Understanding different foldr statments

Question

I understand simple foldr statements like

foldr (+) 0 [1,2,3]

However, I'm having trouble with more complicated foldr statements, namely ones that take 2 parameters in the function, and with / and - computations. Could anyone explain the steps that occur to get these answers?

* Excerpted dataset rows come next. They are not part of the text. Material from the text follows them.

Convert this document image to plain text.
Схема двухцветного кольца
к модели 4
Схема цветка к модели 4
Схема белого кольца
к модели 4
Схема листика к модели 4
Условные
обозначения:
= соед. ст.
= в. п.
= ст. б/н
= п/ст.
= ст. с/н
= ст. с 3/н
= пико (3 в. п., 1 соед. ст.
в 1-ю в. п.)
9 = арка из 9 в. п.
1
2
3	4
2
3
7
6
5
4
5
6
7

foldr (\x y -> (x+y)*2) 2 [1,3] = 22

foldr (/) 2 [8,12,24,4] = 8.0

Thanks.

Answer 1

The foldr function is defined as follows:

foldr :: (a -> b -> b) -> b -> [a] -> b
foldr _ a []     = a
foldr f a (x:xs) = f x (foldr f a xs)

Now consider the following expression:

foldr (\x y -> (x + y) * 2) 2 [1,3]

We'll give the lambda a name:

f x y = (x + y) * 2

Hence:

foldr f 2 [1,3]
-- is
f 1 (foldr f 2 [3])
-- is
f 1 (f 3 (foldr f 2 []))
-- is
f 1 (f 3 2)
-- is
f 1 10
-- is
22

Similarly:

foldr (/) 2 [8,12,24,4]
-- is
8 / (foldr (/) 2 [12,24,4])
-- is
8 / (12 / (foldr (/) 2 [24,4]))
-- is
8 / (12 / (24 / (foldr (/) 2 [4])))
-- is
8 / (12 / (24 / (4 / (foldr (/) 2 []))))
-- is
8 / (12 / (24 / (4 / 2)))
-- is
8 / (12 / (24 / 2.0))
-- is
8 / (12 / 12.0)
-- is
8 / 1.0
-- is
8.0

Hope that helped.

Answer 2

The function argument of a fold always takes two arguments. (+) and (/) are binary functions just like the one in your second example.

Prelude> :t (+)
(+) :: Num a => a -> a -> a

If we rephrase the second example as

foldr f 2 [1,3]
    where
    f x y = (x+y)*2

we can expand the right fold using exactly the same scheme we would use for (+):

foldr f 2 [1,3]
foldr f 2 (1 : 3 : [])
1 `f` foldr f 2 (3 : [])
1 `f` (3 `f` foldr f 2 [])
1 `f` (3 `f` 2)
1 `f` 10
22

It is worth noting that foldr is right-associative, which shows in how the parentheses nest. Conversely, foldl, and its useful cousin foldl', are left-associative.

Answer 3

You can think of foldr, maybe, and either as functions that replace the data constructors of their respective types with functions and/or values of your choice:

data Maybe a = Nothing | Just a

maybe :: b -> (a -> b) -> Maybe a -> b
maybe  nothing _just Nothing  = nothing
maybe _nothing  just (Just a) = just a

data Either a b = Left a | Right b

either :: (a -> c) -> (b -> c) -> Either a b -> c
either  left _right (Left  a) = left  a
either _left  right (Right b) = right b

data List a = Cons a (List a) | Empty

foldr :: (a -> b -> b) -> b -> List a -> b
foldr cons empty = loop
  where loop (Cons a as) = cons a (loop as)
        loop Empty       = empty

So in general, you don't really have to think about the recursion involved, just think of it as replacing the data constructors:

foldr f nil (1 : (2 : (3 : []))) == (1 `f` (2 `f` (3 `f` nil)))